We Had Some Good Machines

Things were going well.
Orbital colonies, Moon bases, a mission to Mars, solar power satellites, clean fusion, the whole nine yards.
Geopolitically, things were better than they’d been in decades.
Medically, going great.
Socially, …, well, it was calm enough.

Then the Fucking Comet came through, spewing radiation everywhere.

Mars, then the Orbitals & the Moon got weird before the Powers That Be cut communications. Claimed that the Fucking Comet was messing with the signal, but couldn’t explain what we saw before that signal cut. The sicknesses. The fighting. The eating. And the slurred warnings about bodies.

Of course, once the Dead Rose here on Earth, we pretty much figured it out.

Fighting the Dead is a problem that only gets worse over time, and while we didn’t lose, it became pretty obvious that we weren’t going to be winning in the long term. Cities fragmented into townships, towns into villages, and the whole damn world divided up into what you could defend, surrounded by what you couldn’t.

Well, for most of us. For the Powers That Be, there were laser-launched military ships to clear out orbital colonies, “to act as secure coordination points”.
There were transports “to secure vital resources”.
Over time, despite the rhetoric, it became clear that the plan was, in fact, “We will take all of the resources we can and go into orbit above this Dead-choked World, and then we’ll send for you. Or not.”, and there was nothing anyone could do.

At least until that guy staggered into a dive bar in a no-name township on the Gulf Coast, asked for the folks who’d dealt with the last big Dead incursion, bought us a round of piss-weak beer, and asked if we’d be interested in going to Space.

His story sounded stupid at first; De-mothballing an old Single Stage To Orbit machine, re-taking an Orbital Manufacturing plant, and ferrying people up to it. No idea what the Dead on the thing were like, but they had telemetry, and it had seemed workable.

That is, up until they found that the heat tiles were shot. No landings possible with that thing. No staged missions to bring the station back section by section, just a one-shot mission with everyone on board, and a team ready to get the reactor running, the station spun up, and the life support on line before everyone ran out of air.

They had the skills for that part. What they didn’t have were the folks to keep them alive long enough to do it, and that’s where he was hoping we’d come in, …

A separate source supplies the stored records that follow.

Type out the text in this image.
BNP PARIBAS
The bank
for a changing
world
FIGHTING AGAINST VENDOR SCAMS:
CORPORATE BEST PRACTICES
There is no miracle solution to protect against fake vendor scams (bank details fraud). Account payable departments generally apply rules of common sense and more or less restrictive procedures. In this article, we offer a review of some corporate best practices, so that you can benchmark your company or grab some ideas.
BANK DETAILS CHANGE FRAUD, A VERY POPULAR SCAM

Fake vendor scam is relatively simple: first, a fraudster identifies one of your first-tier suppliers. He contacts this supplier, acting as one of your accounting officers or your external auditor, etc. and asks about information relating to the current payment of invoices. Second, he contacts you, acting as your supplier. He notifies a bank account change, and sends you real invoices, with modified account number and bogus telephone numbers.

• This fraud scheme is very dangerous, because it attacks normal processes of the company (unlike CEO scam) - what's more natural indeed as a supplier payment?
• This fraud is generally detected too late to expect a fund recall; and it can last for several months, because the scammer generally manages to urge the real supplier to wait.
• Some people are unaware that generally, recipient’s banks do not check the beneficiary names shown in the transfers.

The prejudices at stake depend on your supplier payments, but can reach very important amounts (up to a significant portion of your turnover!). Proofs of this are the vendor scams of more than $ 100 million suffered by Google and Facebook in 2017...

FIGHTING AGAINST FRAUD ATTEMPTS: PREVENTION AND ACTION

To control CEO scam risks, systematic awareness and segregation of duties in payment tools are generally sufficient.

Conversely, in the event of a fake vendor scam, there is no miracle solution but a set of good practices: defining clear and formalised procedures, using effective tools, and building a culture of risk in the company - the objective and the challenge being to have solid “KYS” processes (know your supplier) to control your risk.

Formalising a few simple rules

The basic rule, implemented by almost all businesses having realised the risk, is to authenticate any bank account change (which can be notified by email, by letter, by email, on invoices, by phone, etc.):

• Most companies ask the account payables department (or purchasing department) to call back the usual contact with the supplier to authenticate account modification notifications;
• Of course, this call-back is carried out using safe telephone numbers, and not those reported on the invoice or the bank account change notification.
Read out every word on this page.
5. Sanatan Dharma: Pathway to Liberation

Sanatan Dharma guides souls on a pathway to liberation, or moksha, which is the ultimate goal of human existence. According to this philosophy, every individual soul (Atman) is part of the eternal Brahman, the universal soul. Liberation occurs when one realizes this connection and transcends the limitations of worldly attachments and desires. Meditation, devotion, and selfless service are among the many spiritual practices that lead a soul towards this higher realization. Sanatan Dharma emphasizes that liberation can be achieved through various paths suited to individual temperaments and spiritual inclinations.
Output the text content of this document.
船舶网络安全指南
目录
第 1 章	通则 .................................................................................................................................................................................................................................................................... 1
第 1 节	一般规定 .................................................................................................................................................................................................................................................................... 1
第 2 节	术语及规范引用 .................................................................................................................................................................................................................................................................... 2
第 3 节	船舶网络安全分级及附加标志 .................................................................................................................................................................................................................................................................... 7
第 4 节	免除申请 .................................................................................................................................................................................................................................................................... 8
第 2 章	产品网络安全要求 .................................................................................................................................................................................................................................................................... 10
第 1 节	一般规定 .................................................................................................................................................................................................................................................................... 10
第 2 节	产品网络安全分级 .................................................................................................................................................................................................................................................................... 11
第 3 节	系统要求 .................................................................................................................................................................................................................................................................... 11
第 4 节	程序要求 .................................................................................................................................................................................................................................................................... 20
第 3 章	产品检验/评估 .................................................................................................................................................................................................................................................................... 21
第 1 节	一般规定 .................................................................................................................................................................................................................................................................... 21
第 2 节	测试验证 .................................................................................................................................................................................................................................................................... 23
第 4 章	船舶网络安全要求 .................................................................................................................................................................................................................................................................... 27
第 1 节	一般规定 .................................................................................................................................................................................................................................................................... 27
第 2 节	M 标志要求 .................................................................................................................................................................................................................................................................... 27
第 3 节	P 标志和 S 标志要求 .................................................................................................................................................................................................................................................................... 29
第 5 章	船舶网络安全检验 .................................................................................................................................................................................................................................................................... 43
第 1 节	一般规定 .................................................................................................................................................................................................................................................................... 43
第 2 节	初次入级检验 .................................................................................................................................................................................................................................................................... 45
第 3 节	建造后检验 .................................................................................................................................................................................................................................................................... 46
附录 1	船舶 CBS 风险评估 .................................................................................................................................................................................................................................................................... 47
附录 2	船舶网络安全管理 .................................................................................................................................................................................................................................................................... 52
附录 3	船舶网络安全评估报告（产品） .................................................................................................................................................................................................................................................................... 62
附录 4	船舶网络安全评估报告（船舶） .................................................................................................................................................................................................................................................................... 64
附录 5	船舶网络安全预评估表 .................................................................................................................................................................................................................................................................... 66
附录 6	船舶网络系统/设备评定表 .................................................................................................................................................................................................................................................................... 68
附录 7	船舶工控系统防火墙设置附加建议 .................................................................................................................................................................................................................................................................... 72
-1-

There are a few different ways this one could be done;

Great Big Heroes

The characters really are sufficiently bad-ass that the prospect of moving through an orbital habitat filled with Zombies, while protecting the teams trying to bring it back to life & stopping the zombies from getting into the spacecraft, all with a ticking countdown running and no escape plan? … Not that far-fetched.

System-wise, I was thinking of Wushu for this one; It’s less about how you kill zombie #47, and more about how awesomely you did it.

This would probably be the one or two session highly descriptive & cinematic version of the game.

Wushu is a roleplaying game where groups of friends sit safely on their asses and tell each other a shared story of high-flying, hyper-stylized action. The emphasis is always on entertainment; this isn't a game where smart tactics and careful resource management lead to clearly-defined victories. It's more like improv theater or a radio play or a drunken bullshit session. The only way to win is to make sure everyone has a good time.
There's a free version of the rules here - http://danielbayn.com/wushu/

Sneaky Rat Bastards

Only idiots try to take on a zombie hoard, or indeed a scavenger caravan, head-on.
Dead idiots.
People who want to live use rat-bastard cunning.

This would be the longer version, where the characters are not getting into stand-up fights with zombies, and are instead scuttling around in the vents & attracting as little attention as possible while they get enough of the station just livable enough to act as a base of operations, then expand out from there.

Fate Accelerated Edition would seem like a good fit.

Fate Accelerated Edition is a simple system, focused on the how of things, rather than on specific skills; Yes, your character is an experienced badass, but do they clear that room by being Forceful, Sneaky, Clever, ... ?
Works very well in circumstances where you want to set yourself/your team up for success later, even if it's bad for you right now, which means that it lends itself to making non-badass characters actually fun to play.
FAE is freely available here; https://fate-srd.com/fate-accelerated/get-started

Dumb Luck

The comedy approach.
The characters defeated the great big zombie hoard by dumb luck & a flash-flood / tornado which carried away the bulk of the zombies, and have been drinking on an edited version of the story ever since.
They signed on to this because anything has to be better than that shitty no-name town, right? … Right?

They’re a bit crap, but if they can just fluke their way through this, maybe they’ll become the heroes they want to be.
Or at least maybe they’ll be allowed to stay.